Hi Bob,
Thanks for your interest and comments. I will improve the paper :)
I’m curious what the motivation was for designing another input format—the paper didn’t really say, at least up front.
I didn’t create the HistFactory input format - that was created around 2012 (originally in XML and later implemented as a JSON schema). The motivation then was to simplify sharing & preserving statistical models in high-energy physics, and allow them to be changed (or ‘rescasted’ the in language used in high-enegy physics).
In high-energy physics, we use a data analysis tool called ROOT. ROOT is a data analysis and plotting framework in object-oriented C++, with a binary data format that is similar in some ways to HDF5. ROOT can be used by compiling a program or through an interactive C++ interpreter (yes, you read that right. The original one was called cint, the new one is called cling). Explicit memory management by a user is often required, sometimes even to just plot a histogram. Have you ever come across it?

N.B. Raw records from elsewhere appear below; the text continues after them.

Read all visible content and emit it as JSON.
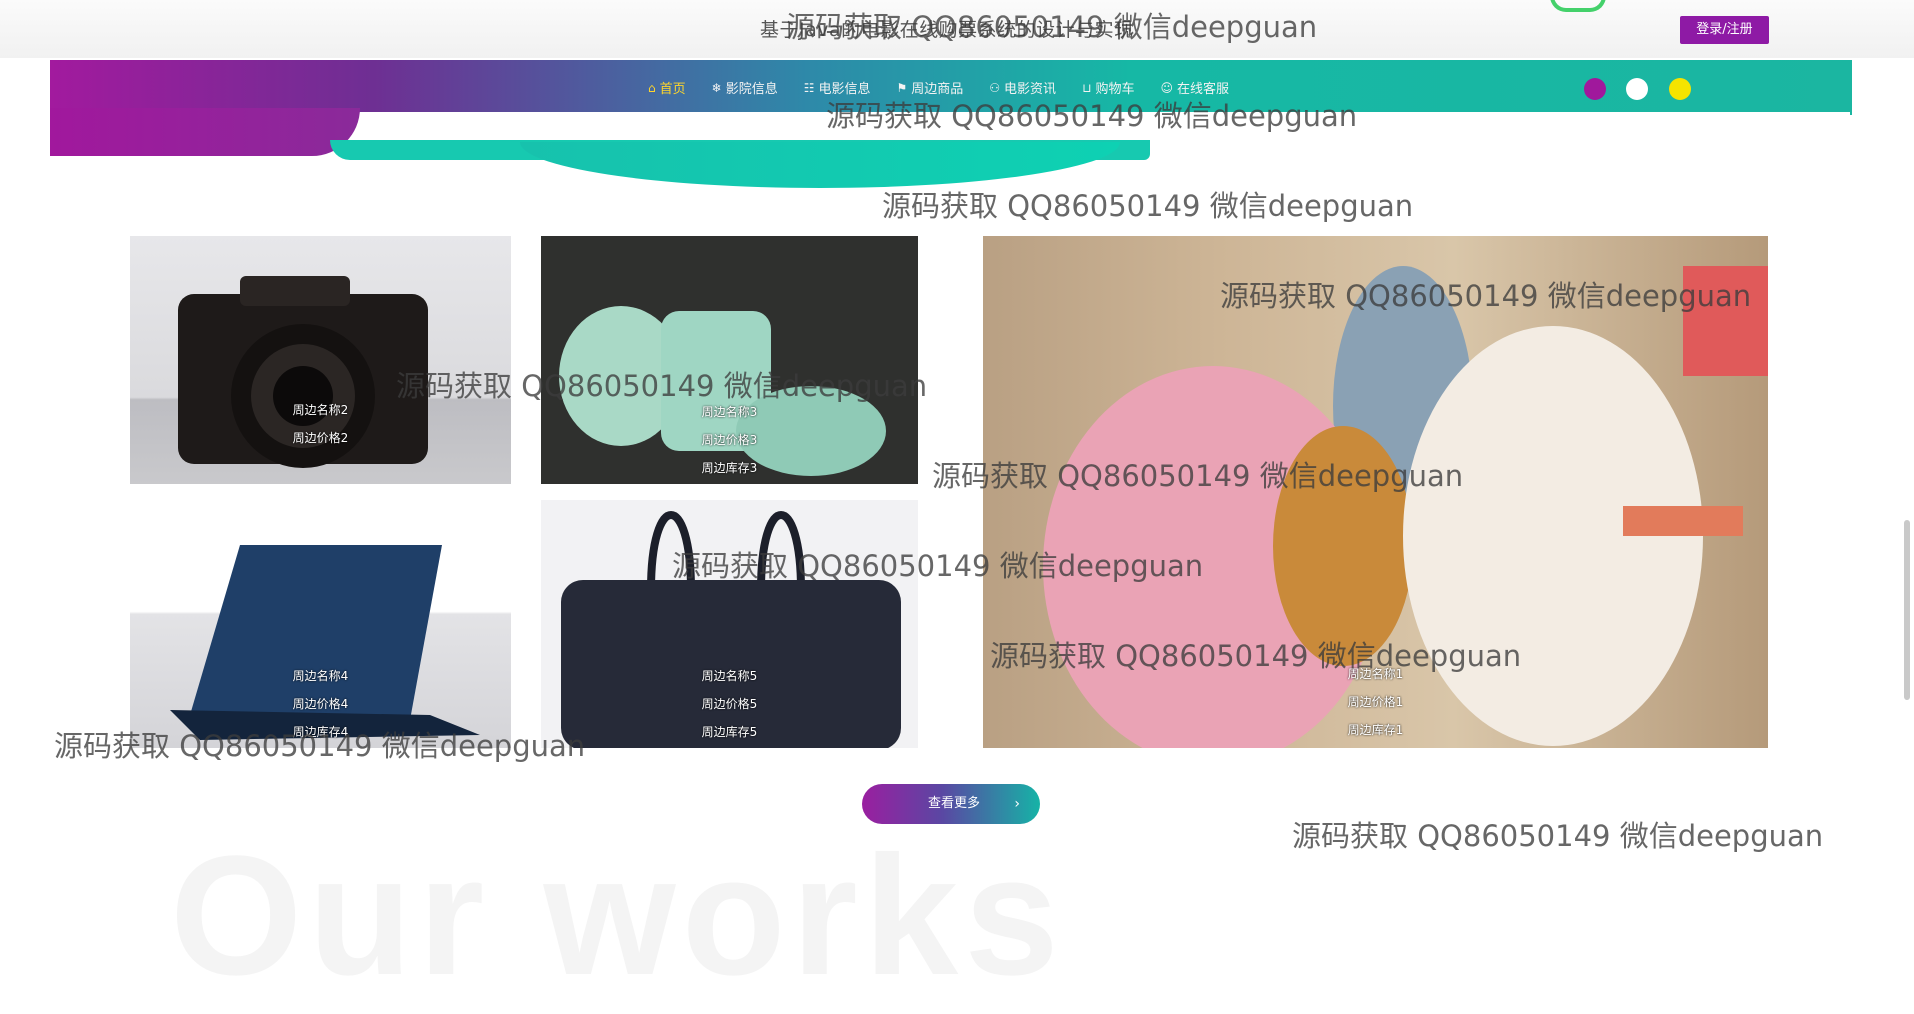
{
  "header": {
    "site_title": "基于Java的电影在线购票系统的设计与实现",
    "login_label": "登录/注册"
  },
  "nav": {
    "items": [
      {
        "label": "首页",
        "icon": "home-icon",
        "glyph": "⌂",
        "active": true
      },
      {
        "label": "影院信息",
        "icon": "snowflake-icon",
        "glyph": "❄"
      },
      {
        "label": "电影信息",
        "icon": "film-icon",
        "glyph": "☷"
      },
      {
        "label": "周边商品",
        "icon": "flag-icon",
        "glyph": "⚑"
      },
      {
        "label": "电影资讯",
        "icon": "news-icon",
        "glyph": "⚇"
      },
      {
        "label": "购物车",
        "icon": "cart-icon",
        "glyph": "⊔"
      },
      {
        "label": "在线客服",
        "icon": "chat-icon",
        "glyph": "☺"
      }
    ],
    "theme_dots": [
      "#a0189c",
      "#ffffff",
      "#f5e400"
    ]
  },
  "gallery": {
    "items": [
      {
        "name": "周边名称2",
        "line2": "周边价格2",
        "line3": ""
      },
      {
        "name": "周边名称3",
        "line2": "周边价格3",
        "line3": "周边库存3"
      },
      {
        "name": "周边名称1",
        "line2": "周边价格1",
        "line3": "周边库存1"
      },
      {
        "name": "周边名称4",
        "line2": "周边价格4",
        "line3": "周边库存4"
      },
      {
        "name": "周边名称5",
        "line2": "周边价格5",
        "line3": "周边库存5"
      }
    ]
  },
  "more_label": "查看更多",
  "section_bg_text": "Our works",
  "watermark_text": "源码获取 QQ86050149 微信deepguan"
}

ROOT began development in the mid 90s. It’s powerful, but it’s fair to say that it can be quite awkward and hard to use, and it’s not very portable. Thus, HistFactory was created as a simple way to fully declare a model that didn’t depend on ROOT or writing any C++ (even if the HistFactory models were read by ROOT). So it was portable, easily shareable, and should have a long-lifetime.
Is there an existing stockpile of these models somewhere you want to support?
The format has been adopted by a few experimental collaborations, so yes, there is now a stockpile of these models out there. And I don’t think I’d ever persuade them to switch to Stan. And I don’t think they should - the nice thing about HistFactory is that it’s implementation-agnostic. But a converter from HistFactory to Stan is nice.
Is the plan to have some automated tool to do this or are you expecting people to edit JSON files?
These JSON files are already out there in the wild & I expect experimental collaborations to keep making them. If you are using stanhf, and your model follows the HistFactory specs, you have the choice to edit the original JSON and convert it again to Stan, or to edit directly in Stan. However, if you want to depart from the HistFactory spec, you’ll need to edit the Stan file.
The last part of the Stan User’s Guide shows how to do things like use a bootstrap for frequentist confidence interval estimation (though I hear it can be very unstable).
Thanks! I will make it clearer that there are ways of doing these things already. In stanhf, this can be done without writing more Stan code or doing simulations by using asymptotic assumptions (e.g., Wilks’ theorem and similar theorems). This functionality is there so that users can keep doing things the standard way they are done in the field.
The constraint terms go into the Jacobian accumulator, which can be turned off for doing maximum likelihood. With the latest release, we made the Jacobian accumulator available to users.
Thanks. Let me think about this & check whether I need to edit my text.